It’s too damned hot. That was my first thought as I headed to the train station. It was not yet eight AM, but it was at least ninety degrees and muggy. The idea of going back to my apartment and drowning myself in a cold bathtub ran through my mind on constant repeat. I heaved my overstuffed bag higher on my shoulder and climbed the stairs to the train platform. Public transportation was supposed to be easier, but I couldn’t see it. Air conditioning was available in even the smallest car, standing in this heat made me bemoan my lack of individual car. The platform overlooked the city. I loved the city, the view always let me breathless. Early summer meant that the trees were bright green and the flowers were in full bloom. I adored the roses, whose smell took me back to happy childhood memories and brought a sense of calm and joy. Then a train arrived and, in a flurry of heat and smog, ruined the moment for me.
A flush of people boarded the train, but I was not one of them. A bench opened up and I decided it was better to melt sitting than standing. I was wrong. My skirt rode high on my thighs leaving my bare skin against the plastic of the bench.
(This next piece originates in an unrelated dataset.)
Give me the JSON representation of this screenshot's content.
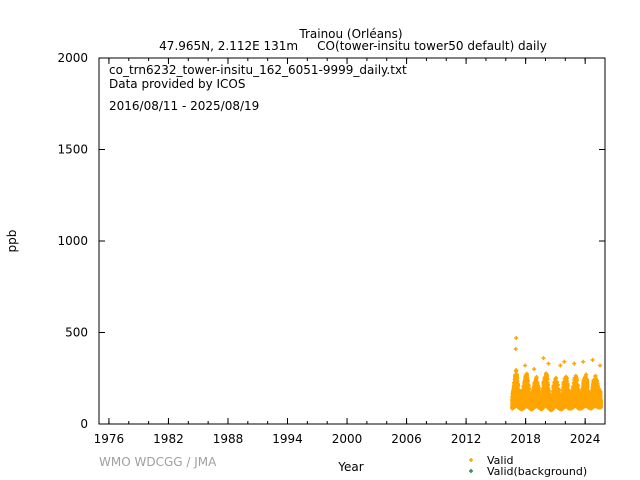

I’ve been a big girl all my life, and as such, my thighs were close and immediate friends. And too, I know the familiar feeling of sweat pooling and seeping through the fabric of my panties. Not cool. I immediately jump up, desperate not to spend the morning commute with a wet spot on my summer weight, tan skirt. I really hate the heat.
I glance at the sign; it tells me, much to my immense dismay, that there are seven minutes until my train arrives. I move around the train platform on the hunt for any kind of breeze. On my second lap I see the cutest little girl. She had pale skin and bright red hair – so bright I would have thought it was from a box if she was older. Some one brilliant had pulled her hair into two high ponytails, with the ends wrapped around the root. Lucky kid… My bushy hair was left loose today. I can’t tolerate a ponytail or puff on hot days – I need air to flow across my scalp when possible. As I watched, the little girl was transfixed by the movement of a bug on the platform. I wasn’t exactly sure, but I think the bug was a beetle of some kind. It was a dusty black, with a big body and no easily identifiable wings. The bug labored across the platform, dodging the feet of the other passengers with an ease it didn’t look like it should have. This child and I
stared at this bug for minutes, so intent was I that I completely forgot about the stifling heat and the line of sweat streaming down my back. Finally the bug drew closer to the little girl. She reached for it, and I was really afraid she was going to put it in her mouth or something equally disgusting. Just as I was about to alert her mother of the possible danger, the train arrived, blowing the bug safely away from the little girl. Her sad eyes looked up at me and, knowing it was just the start of the pain for this child, I got on my train and rode on to work.